CJI Chandrachud Condemns ‘Forum Shopping’: What is this Practice?
26-08-2023
12:32 PM
1 min read
What’s in today’s article?
- Why in News?
- What is Forum Shopping?
- Criticism of Forum Shopping
- Supreme Court’s View on Forum Shopping
Why in News?
- Recently, to a litigant appearing before him, the Chief Justice of India (CJI) DY Chandrachud said that he will not permit forum shopping.
What is Forum Shopping?
Image Caption: forum shopping
- When litigants or lawyers attempt to deliberately move their case to a particular judge or Court where they think the judgment could be more favourable, they are said to be “forum shopping.”
- Websters’s dictionary defines forum shopping as –
- “practice of choosing the court in which to bring an action from among those courts that could properly exercise jurisdiction based on a determination of which court is likely to provide the most favourable outcome.”
- Lawyers think about which is the right forum to approach as part of their litigation strategy.
- For example, one could directly approach the Supreme Court via a public interest litigation case instead of the concerned High Court because the issue could get more eyeballs.
Criticism of Forum Shopping
- Forum shopping is an obvious attempt to circumvent the process or avoid a particular judge and that is why it is frowned upon by the judges.
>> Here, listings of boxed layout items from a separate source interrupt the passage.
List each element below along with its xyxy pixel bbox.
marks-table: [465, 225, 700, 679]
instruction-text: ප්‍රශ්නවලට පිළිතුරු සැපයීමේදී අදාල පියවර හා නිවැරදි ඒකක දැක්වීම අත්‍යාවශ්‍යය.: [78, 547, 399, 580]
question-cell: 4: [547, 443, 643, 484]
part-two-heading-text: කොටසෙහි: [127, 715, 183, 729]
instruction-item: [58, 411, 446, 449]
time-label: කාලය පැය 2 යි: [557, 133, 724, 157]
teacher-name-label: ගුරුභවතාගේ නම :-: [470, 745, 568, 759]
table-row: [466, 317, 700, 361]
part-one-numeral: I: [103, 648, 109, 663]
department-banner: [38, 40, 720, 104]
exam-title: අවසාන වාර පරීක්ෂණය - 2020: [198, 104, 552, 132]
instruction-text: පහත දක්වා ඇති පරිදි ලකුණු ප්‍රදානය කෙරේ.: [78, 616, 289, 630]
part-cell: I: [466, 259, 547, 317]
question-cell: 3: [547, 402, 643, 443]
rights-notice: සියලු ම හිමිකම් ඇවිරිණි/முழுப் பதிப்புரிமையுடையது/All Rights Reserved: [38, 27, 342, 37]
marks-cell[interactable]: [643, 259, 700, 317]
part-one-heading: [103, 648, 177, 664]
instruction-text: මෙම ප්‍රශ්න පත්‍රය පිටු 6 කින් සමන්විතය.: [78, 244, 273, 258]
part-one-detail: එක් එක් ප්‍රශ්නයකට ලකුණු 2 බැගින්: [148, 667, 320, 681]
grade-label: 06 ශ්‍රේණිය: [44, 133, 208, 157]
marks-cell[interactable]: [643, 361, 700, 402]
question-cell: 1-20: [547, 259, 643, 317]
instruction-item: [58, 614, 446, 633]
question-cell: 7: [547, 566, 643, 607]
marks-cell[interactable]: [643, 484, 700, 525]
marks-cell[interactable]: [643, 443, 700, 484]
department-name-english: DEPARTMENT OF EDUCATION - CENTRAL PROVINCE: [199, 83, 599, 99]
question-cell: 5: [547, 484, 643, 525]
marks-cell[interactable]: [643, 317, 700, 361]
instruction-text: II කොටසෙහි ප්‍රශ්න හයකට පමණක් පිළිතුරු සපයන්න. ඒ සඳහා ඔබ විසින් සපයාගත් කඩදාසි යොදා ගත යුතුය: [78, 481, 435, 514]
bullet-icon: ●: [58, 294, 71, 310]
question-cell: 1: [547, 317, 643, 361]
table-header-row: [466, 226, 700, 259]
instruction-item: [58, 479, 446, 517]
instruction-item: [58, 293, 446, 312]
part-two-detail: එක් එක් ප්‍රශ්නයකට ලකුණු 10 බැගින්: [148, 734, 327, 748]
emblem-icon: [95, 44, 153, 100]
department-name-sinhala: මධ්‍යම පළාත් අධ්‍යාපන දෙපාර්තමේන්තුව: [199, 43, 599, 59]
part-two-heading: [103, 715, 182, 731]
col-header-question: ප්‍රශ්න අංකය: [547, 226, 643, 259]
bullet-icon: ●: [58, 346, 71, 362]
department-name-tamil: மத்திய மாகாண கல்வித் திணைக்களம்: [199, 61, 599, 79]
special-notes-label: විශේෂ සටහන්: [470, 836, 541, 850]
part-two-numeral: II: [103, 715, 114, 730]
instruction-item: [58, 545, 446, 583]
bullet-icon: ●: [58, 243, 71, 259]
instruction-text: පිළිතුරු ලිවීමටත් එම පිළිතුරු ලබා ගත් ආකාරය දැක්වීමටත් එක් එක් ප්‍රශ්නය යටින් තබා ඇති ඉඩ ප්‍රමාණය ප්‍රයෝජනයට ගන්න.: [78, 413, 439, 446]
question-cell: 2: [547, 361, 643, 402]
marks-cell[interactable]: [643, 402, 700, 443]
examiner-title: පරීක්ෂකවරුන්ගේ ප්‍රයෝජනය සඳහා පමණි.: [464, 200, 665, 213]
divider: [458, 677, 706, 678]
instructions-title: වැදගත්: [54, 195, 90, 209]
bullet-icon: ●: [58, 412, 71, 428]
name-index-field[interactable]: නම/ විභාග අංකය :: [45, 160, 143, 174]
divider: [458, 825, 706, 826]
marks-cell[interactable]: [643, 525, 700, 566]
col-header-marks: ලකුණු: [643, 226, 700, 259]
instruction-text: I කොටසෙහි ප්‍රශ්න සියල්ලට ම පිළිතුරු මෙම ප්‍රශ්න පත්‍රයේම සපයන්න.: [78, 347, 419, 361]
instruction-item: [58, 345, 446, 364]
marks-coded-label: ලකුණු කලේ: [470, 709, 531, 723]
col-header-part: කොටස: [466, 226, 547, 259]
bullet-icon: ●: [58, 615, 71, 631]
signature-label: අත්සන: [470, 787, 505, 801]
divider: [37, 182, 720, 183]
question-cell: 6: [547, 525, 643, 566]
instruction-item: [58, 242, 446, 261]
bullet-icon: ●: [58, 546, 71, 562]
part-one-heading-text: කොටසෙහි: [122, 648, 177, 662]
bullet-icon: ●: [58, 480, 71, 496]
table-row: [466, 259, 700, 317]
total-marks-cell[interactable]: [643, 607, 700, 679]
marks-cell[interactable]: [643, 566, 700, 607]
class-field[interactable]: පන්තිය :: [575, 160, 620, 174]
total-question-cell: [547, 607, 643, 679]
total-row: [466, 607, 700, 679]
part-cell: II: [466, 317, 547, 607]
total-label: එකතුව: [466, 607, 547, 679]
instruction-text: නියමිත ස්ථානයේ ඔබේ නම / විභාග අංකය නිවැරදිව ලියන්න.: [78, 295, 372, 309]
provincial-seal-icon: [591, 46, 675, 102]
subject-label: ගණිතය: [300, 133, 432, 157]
- Judges have cited the injustice caused to the other party in the case and overburdening some courts over others and interfering with judicial process.
- Even the US and UK courts have criticised the practice of forum shopping as something to be avoided or prohibited.
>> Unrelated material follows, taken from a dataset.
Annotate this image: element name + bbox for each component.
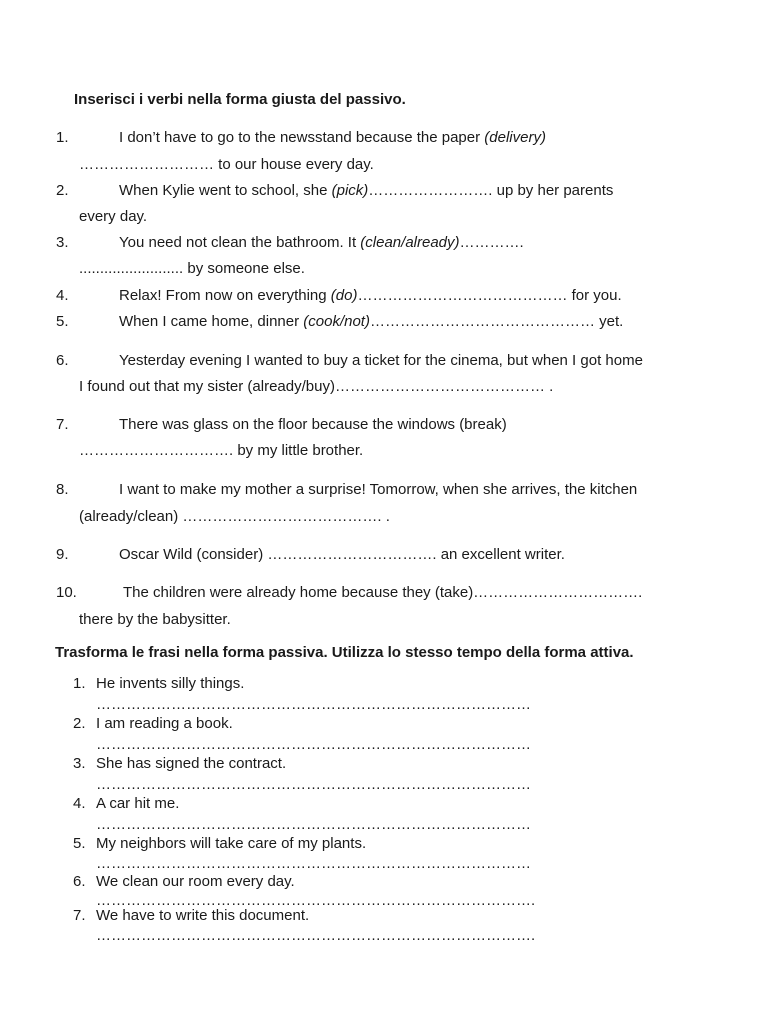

- For instance, in the US, it has been reported that more than 40% of the patent suits are filed in a Federal Court in East Texas.
Supreme Court’s View on Forum Shopping
- The concept of forum shopping as not been rendered an exclusive definition in any Indian statute.
- The Supreme Court in its 1988 ruling in ‘Chetak Construction Ltd. vs. Om Prakash’ said –
- “A litigant cannot be permitted choice of the forum,” and that every attempt at forum shopping “must be crushed with a heavy hand.
- In March 2022, in the case of ‘Vijay Kumar Ghai vs. State of W.B.’, Supreme Court termed forum shopping as a “disreputable practise by the courts” that “has no sanction and paramountcy in law”.
- The court observed that despite condemning the practice, one of the respondents had filed three complaints, two in Delhi and one in Calcutta.
- The court said that it indicated “the malafide intention” of the respondent, which was to harass the petitioners and “pressurise them into shelling out the investment.”
- In its 2017 ruling in ‘Union of India & Ors. vs. Cipla Ltd.’, the Supreme Court laid down a “functional test” to be adopted for forum shopping.
- To determine whether a litigant is indulging in forum shopping or not, the court will check whether there is any functional similarity in the proceedings between one court and another or whether there is some sort of subterfuge on the part of a litigant.
Q1) What is judicial activism?
Judicial activism is the exercise of the power of judicial review to set aside government acts. Generally, the phrase is used to identify undesirable exercises of that power, but there is little agreement on which instances are undesirable.
Q2) What is the difference between judicial custody and police custody?
Police Custody means that police has the physical custody of the accused while Judicial Custody means an accused is in the custody of the concerned Magistrate. In former, the accused is lodged in police station lockup while in latter, it is the jail.